O sonho de Tiradentes
Ao lado dos demais “rebeldes”, Tiradentes foi condenado de forma cruel, covarde. Mas nos deixou a lição de que a liberdade é fundamental para o país que quer ser, de fato, nação
Muitos estudos já foram feitos sobre o mártir da independência. Alguns afirmam que Joaquim José da Silva Xavier, por ser o mais frágil dos inconfidentes, foi vítima de um governo que queria apenas demonstrar seu poder. A Inconfidência Mineira, um dos principais movimentos sociais do Brasil, reuniu muita gente que, insatisfeita por conta da opressão colonizadora, decidiu lutar a favor da liberdade.
Mortes descabidas, perseguições desumanas, capturas injustificadas, pela causa libérrima. Ânsia de um povo forte. Liberdade, ainda que tardia.
Mas o que queria essa brava gente? O que queria o mártir, Tiradentes? O que queria o jovem que não tinha pai nem mãe e que foi tropeiro, mascate e, depois, dentista? O que queria o rapaz influenciado pelo Iluminismo? Queria iluminar. E não se ilumina sem liberdade. E não se tem liberdade sem conhecimento. Desejava ver a pátria não apenas livre de Portugal; desejava, como todos os inconfidentes, um país igualitário, justo. Para todos. O sonho do abolicionismo ocupava ideias e pensamentos desse grupo. Escravidão, nunca mais. Nem social, nem cultural, nem econômica. E com poesia. O grupo inconfidente contava com três grandes poetas: Cláudio Manuel da Costa, Tomás Antônio Gonzaga e Alvarenga Peixoto.

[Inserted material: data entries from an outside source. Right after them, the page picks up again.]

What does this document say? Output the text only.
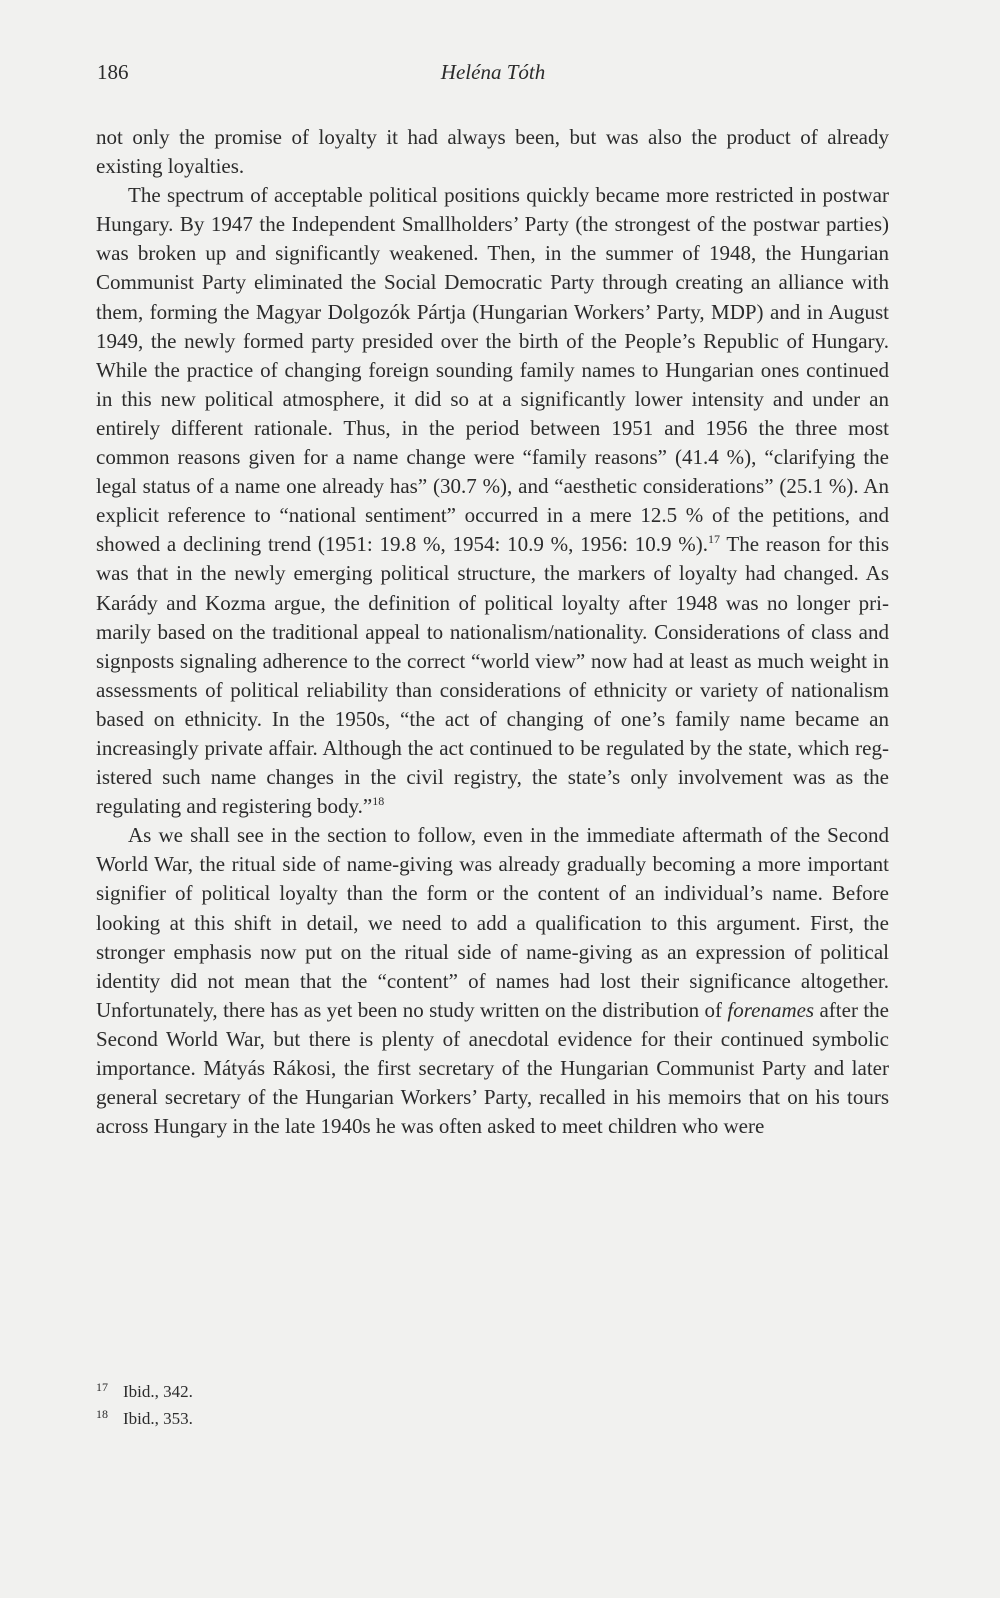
186	Heléna Tóth

not only the promise of loyalty it had always been, but was also the product of already existing loyalties.

The spectrum of acceptable political positions quickly became more restricted in postwar Hungary. By 1947 the Independent Smallholders’ Party (the strongest of the postwar parties) was broken up and significantly weakened. Then, in the summer of 1948, the Hungarian Communist Party eliminated the Social Democratic Party through creating an alliance with them, forming the Magyar Dolgozók Pártja (Hungarian Workers’ Party, MDP) and in August 1949, the newly formed party presided over the birth of the People’s Republic of Hungary. While the practice of changing foreign sounding family names to Hungarian ones continued in this new political atmosphere, it did so at a significantly lower intensity and under an entirely different rationale. Thus, in the period between 1951 and 1956 the three most common reasons given for a name change were “family reasons” (41.4 %), “clarifying the legal status of a name one already has” (30.7 %), and “aesthetic considerations” (25.1 %). An explicit reference to “national sentiment” occurred in a mere 12.5 % of the petitions, and showed a declining trend (1951: 19.8 %, 1954: 10.9 %, 1956: 10.9 %).$^{17}$ The reason for this was that in the newly emerging political structure, the markers of loyalty had changed. As Karády and Kozma argue, the definition of political loyalty after 1948 was no longer primarily based on the traditional appeal to nationalism/nationality. Considerations of class and signposts signaling adherence to the correct “world view” now had at least as much weight in assessments of political reliability than considerations of ethnicity or variety of nationalism based on ethnicity. In the 1950s, “the act of changing of one’s family name became an increasingly private affair. Although the act continued to be regulated by the state, which registered such name changes in the civil registry, the state’s only involvement was as the regulating and registering body.”$^{18}$

As we shall see in the section to follow, even in the immediate aftermath of the Second World War, the ritual side of name-giving was already gradually becoming a more important signifier of political loyalty than the form or the content of an individual’s name. Before looking at this shift in detail, we need to add a qualification to this argument. First, the stronger emphasis now put on the ritual side of name-giving as an expression of political identity did not mean that the “content” of names had lost their significance altogether. Unfortunately, there has as yet been no study written on the distribution of forenames after the Second World War, but there is plenty of anecdotal evidence for their continued symbolic importance. Mátyás Rákosi, the first secretary of the Hungarian Communist Party and later general secretary of the Hungarian Workers’ Party, recalled in his memoirs that on his tours across Hungary in the late 1940s he was often asked to meet children who were

17 Ibid., 342.
18 Ibid., 353.
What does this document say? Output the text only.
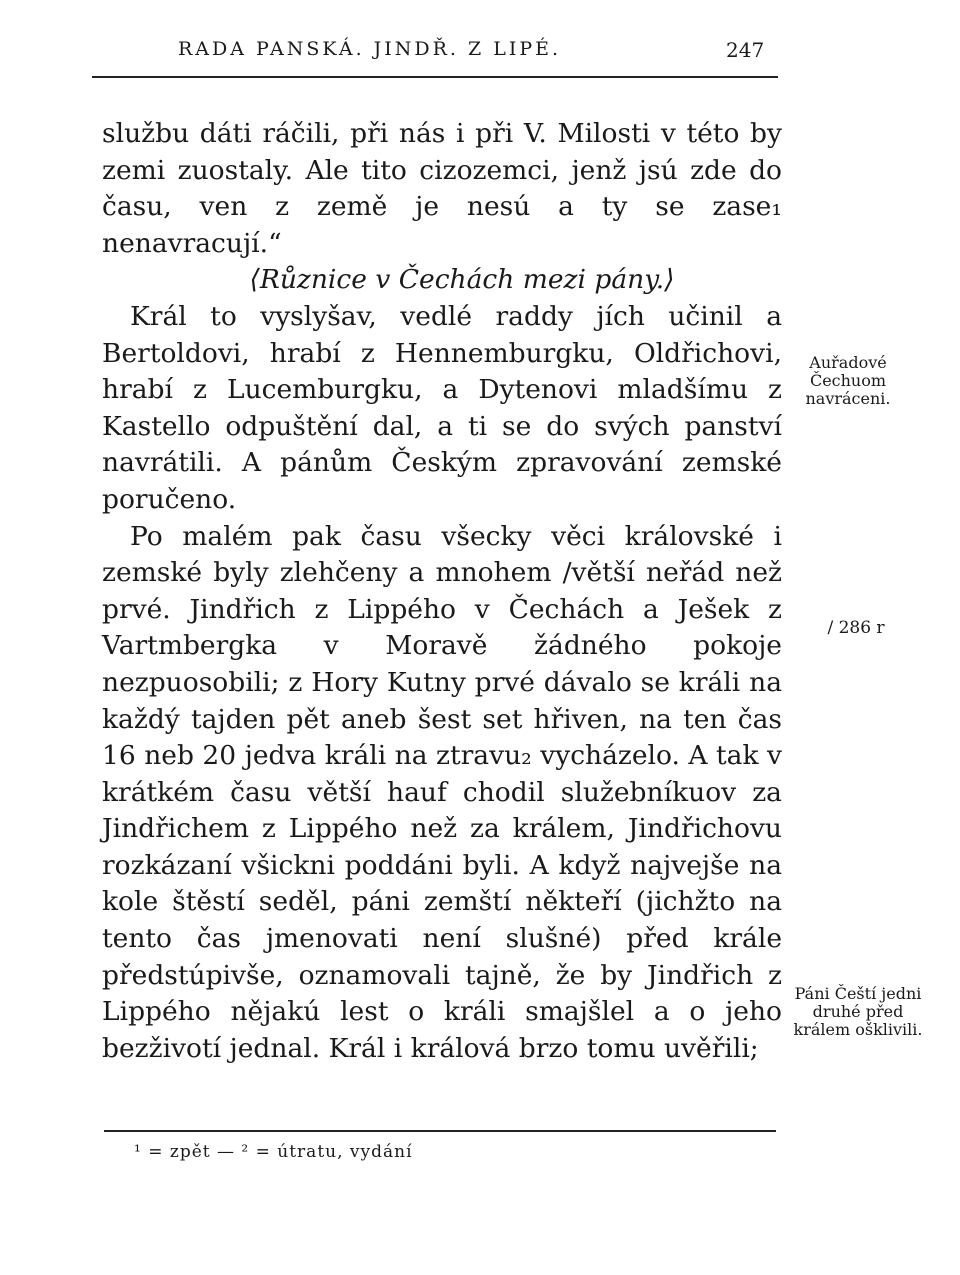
RADA PANSKÁ. JINDŘ. Z LIPÉ.	247

službu dáti ráčili, při nás i při V. Milosti v této by zemi zuostaly. Ale tito cizozemci, jenž jsú zde do času, ven z země je nesú a ty se zase₁ nenavracují.“

⟨Různice v Čechách mezi pány.⟩

Král to vyslyšav, vedlé raddy jích učinil a Bertoldovi, hrabí z Hennemburgku, Oldřichovi, hrabí z Lucemburgku, a Dytenovi mladšímu z Kastello odpuštění dal, a ti se do svých panství navrátili. A pánům Českým zpravování zemské poručeno.

Po malém pak času všecky věci královské i zemské byly zlehčeny a mnohem /větší neřád než prvé. Jindřich z Lippého v Čechách a Ješek z Vartmbergka v Moravě žádného pokoje nezpuosobili; z Hory Kutny prvé dávalo se králi na každý tajden pět aneb šest set hřiven, na ten čas 16 neb 20 jedva králi na ztravu₂ vycházelo. A tak v krátkém času větší hauf chodil služebníkuov za Jindřichem z Lippého než za králem, Jindřichovu rozkázaní všickni poddáni byli. A když najvejše na kole štěstí seděl, páni zemští někteří (jichžto na tento čas jmenovati není slušné) před krále předstúpivše, oznamovali tajně, že by Jindřich z Lippého nějakú lest o králi smajšlel a o jeho bezživotí jednal. Král i králová brzo tomu uvěřili;

Auřadové Čechuom navráceni.
/ 286 r
Páni Čeští jedni druhé před králem ošklivili.
¹ = zpět — ² = útratu, vydání
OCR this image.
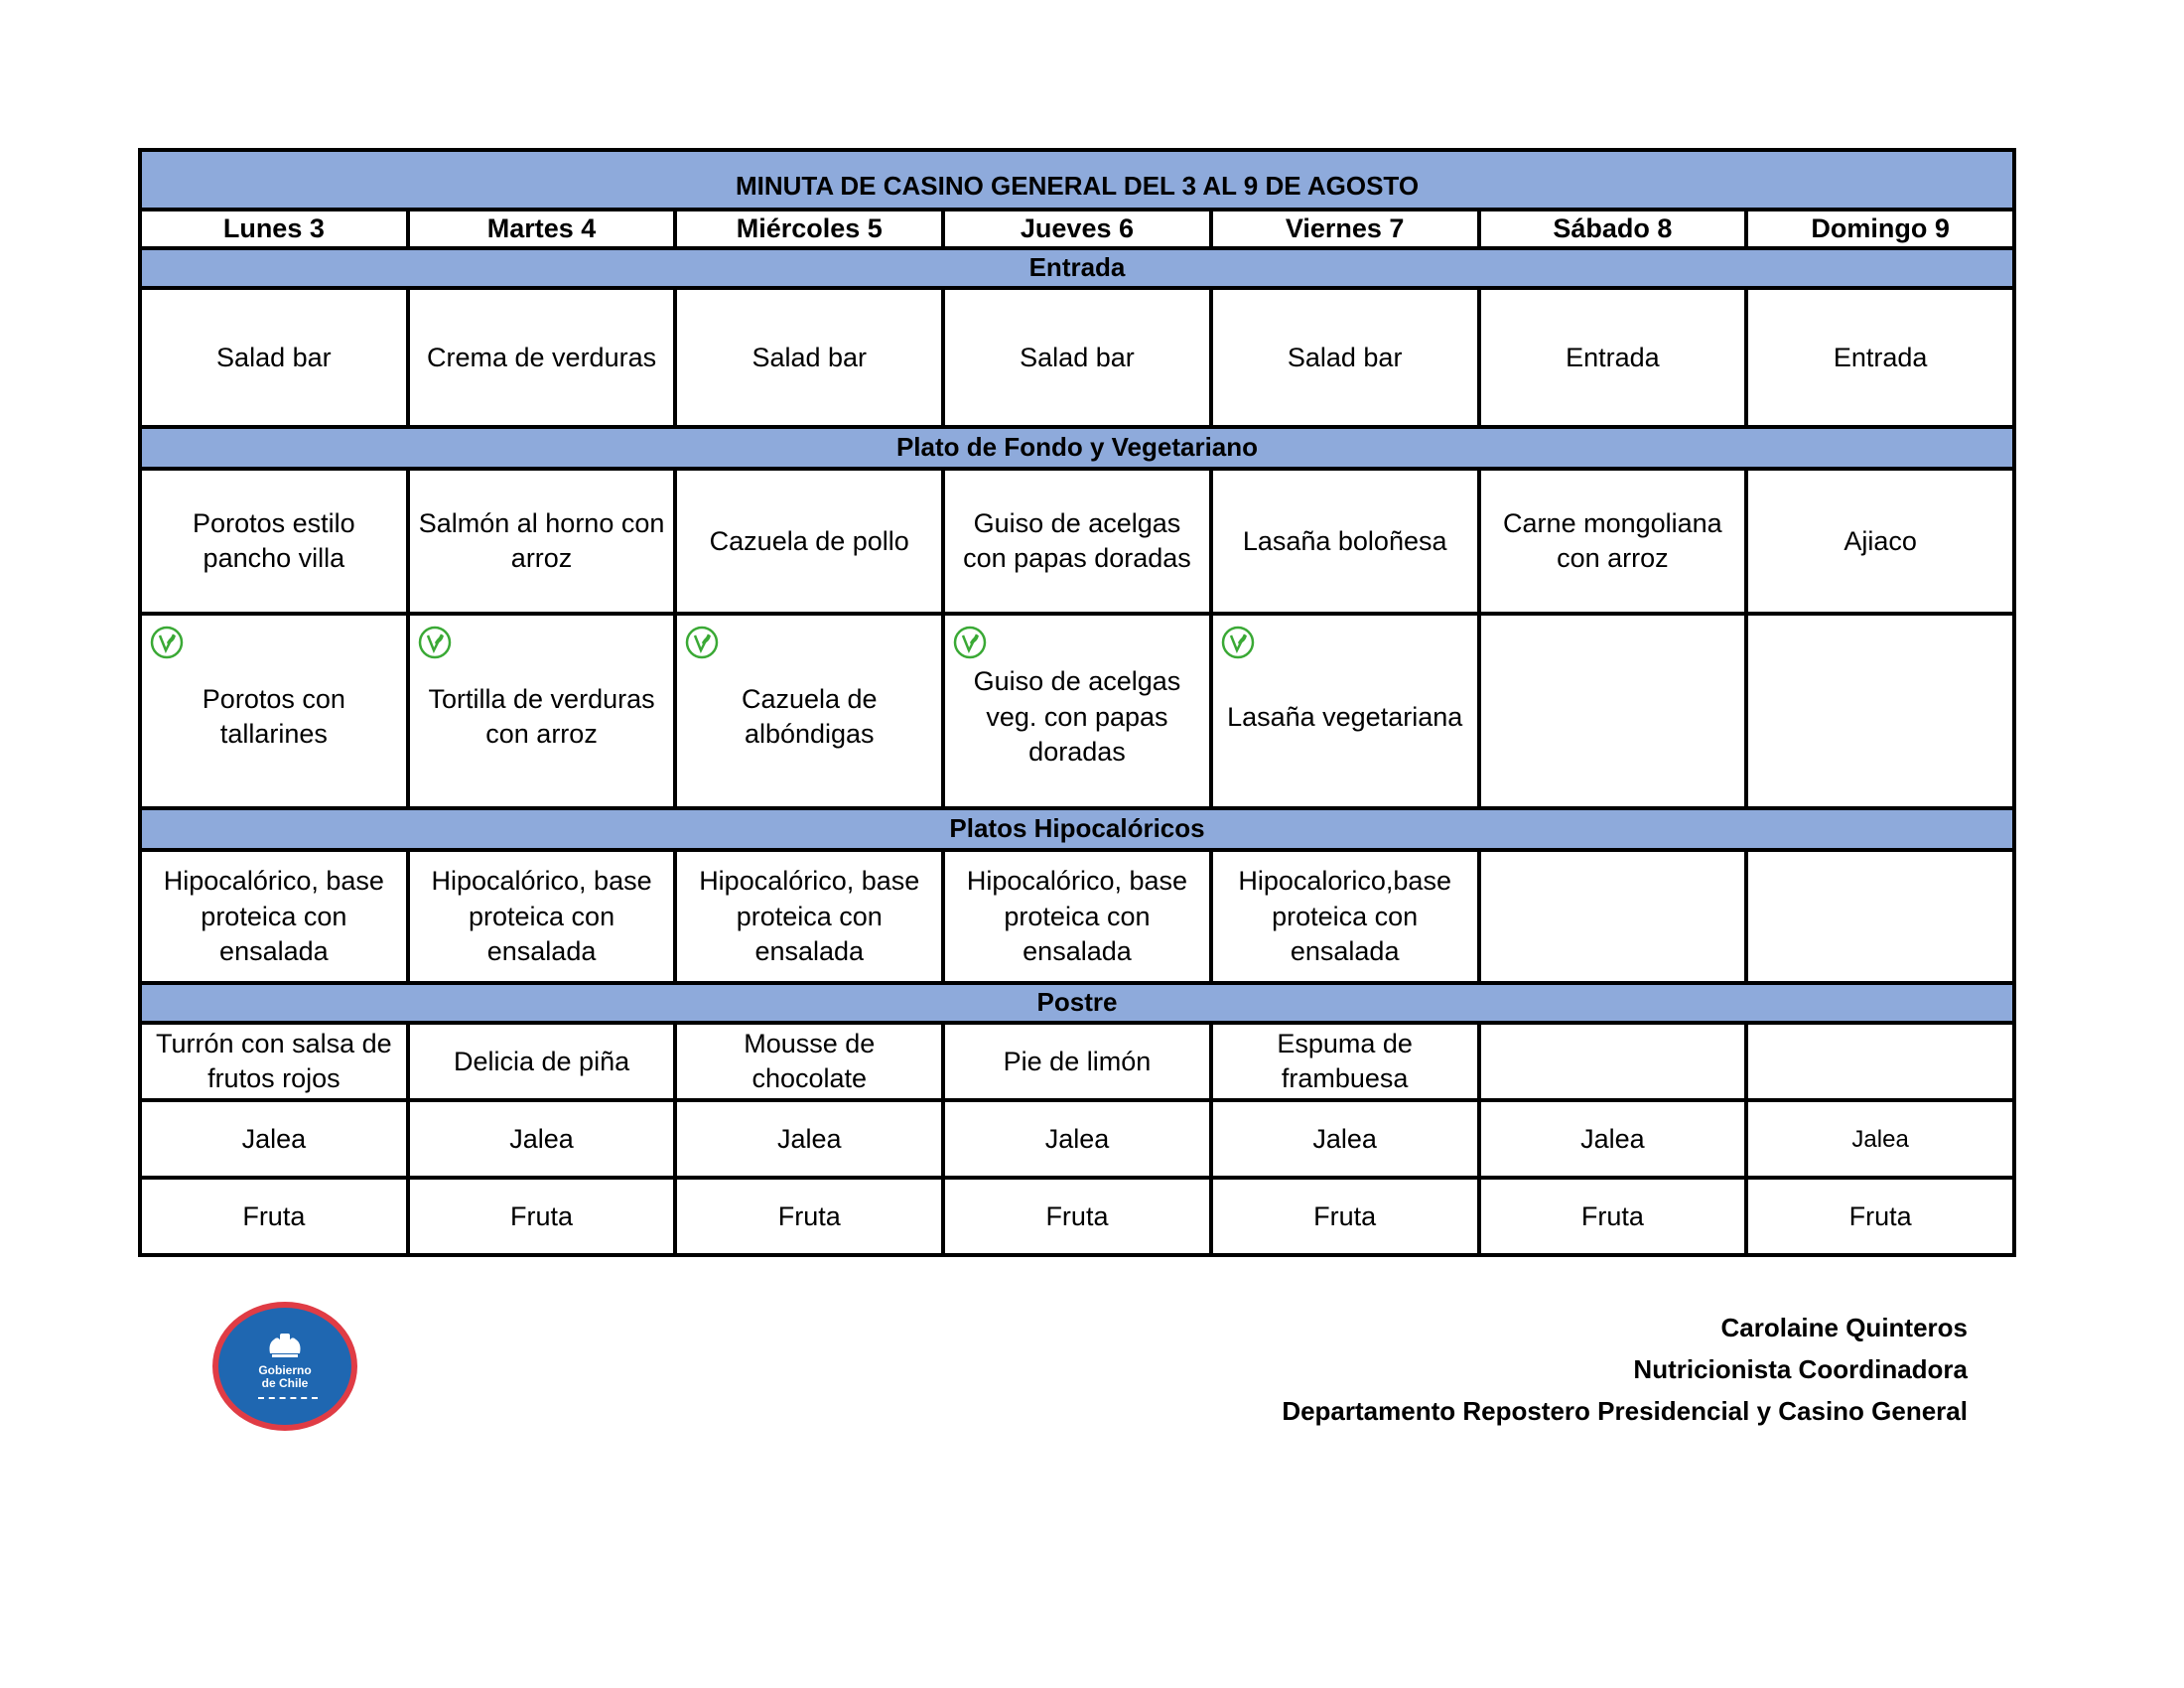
MINUTA DE CASINO GENERAL DEL 3 AL 9 DE AGOSTO						
Lunes 3	Martes 4	Miércoles 5	Jueves 6	Viernes 7	Sábado 8	Domingo 9
Entrada						
Salad bar	Crema de verduras	Salad bar	Salad bar	Salad bar	Entrada	Entrada
Plato de Fondo y Vegetariano						
Porotos estilo pancho villa	Salmón al horno con arroz	Cazuela de pollo	Guiso de acelgas con papas doradas	Lasaña boloñesa	Carne mongoliana con arroz	Ajiaco

Porotos con tallarines	Tortilla de verduras con arroz	Cazuela de albóndigas	Guiso de acelgas veg. con papas doradas	Lasaña vegetariana		

Platos Hipocalóricos						
Hipocalórico, base proteica con ensalada	Hipocalórico, base proteica con ensalada	Hipocalórico, base proteica con ensalada	Hipocalórico, base proteica con ensalada	Hipocalorico,base proteica con ensalada		
Postre						
Turrón con salsa de frutos rojos	Delicia de piña	Mousse de chocolate	Pie de limón	Espuma de frambuesa		
Jalea	Jalea	Jalea	Jalea	Jalea	Jalea	Jalea
Fruta	Fruta	Fruta	Fruta	Fruta	Fruta	Fruta
Gobierno
de Chile
Carolaine Quinteros
Nutricionista Coordinadora
Departamento Repostero Presidencial y Casino General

O sonho de Tiradentes, herói nacional e condutor da conjuração independentista, era o sonho de fazer do Brasil uma nação. “Nação” vem do latim natio. Tem como conceito pessoas nascidas no mesmo local, ou com as mesmas tradições, ou como frutos de uma mesma cultura. O Brasil precisava ser independente para se constituir nação. E essa independência foi conquistada, oficialmente, alguns anos mais tarde. As Gerais, centro das riquezas coloniais do século XVIII, deram o primeiro passo. O Brasil seguiu a determinação de Tiradentes e de outros bravos líderes.
Uma nação dá oportunidade aos “nascidos”. Uma nação não se acomoda diante da dor daqueles que estão à margem. Porque a nação é como um corpo em que cada membro tem importância única.
O Brasil tornou-se uma nação respeitada no mundo. Um país que cresce e que gera empregos. Mas é preciso mais. O sonho ainda não acabou; há muito a ser aspirado e realizado, com fé e coragem. Temos de olhar, em especial, para aqueles que não têm condições de desenvolver seu potencial porque são excluídos, ignorados pela sociedade da qual fazem parte. Pessoas que possuem, constitucionalmente, direitos garantidos, mas que, na prática, não os veem respeitados.
Tiradentes lutou pela liberdade, palavra tantas vezes banalizada, dita em vão. Mas também utilizada, em certas ocasiões, de forma poética, com a força que lhe é de direito. Cecília Meireles homenageou-a. Tomou o líder inconfidente como personagem primeiro e traduziu o sentimento que aquele termo traz em seu bojo. Encantou as palavras, reverenciando o sonho humano, o sonho brasileiro, o sonho do mártir. Seu Romanceiro da Inconfidência é fonte de grandeza e ternura:
“(...)
Correm avisos nos ares.
Há mistério, em cada encontro.
O Visconde, em seu palácio,
a fazer ouvidos moucos.
Quem sabe o que andam planeando,
pelas Minas, os mazombos?
A palavra Liberdade
vive na boca de todos:
quem não a proclama aos gritos,
murmura-a em tímido sopro.
(...)”
Ao lado dos demais “rebeldes”, Tiradentes foi condenado de forma cruel, covarde. Mas nos deixou a lição de que a liberdade é fundamental para o país que quer ser, de fato, nação. Cabe a nós dar a ela, na prática cotidiana, o sentido transformador que inspirou os inconfidentes. Que as iluminuras daquele tempo continuem a nos incomodar e que, incomodados, saibamos lutar, nos dias de hoje, por essa nação vocacionada a ser gigante. Liberdade. Para todos.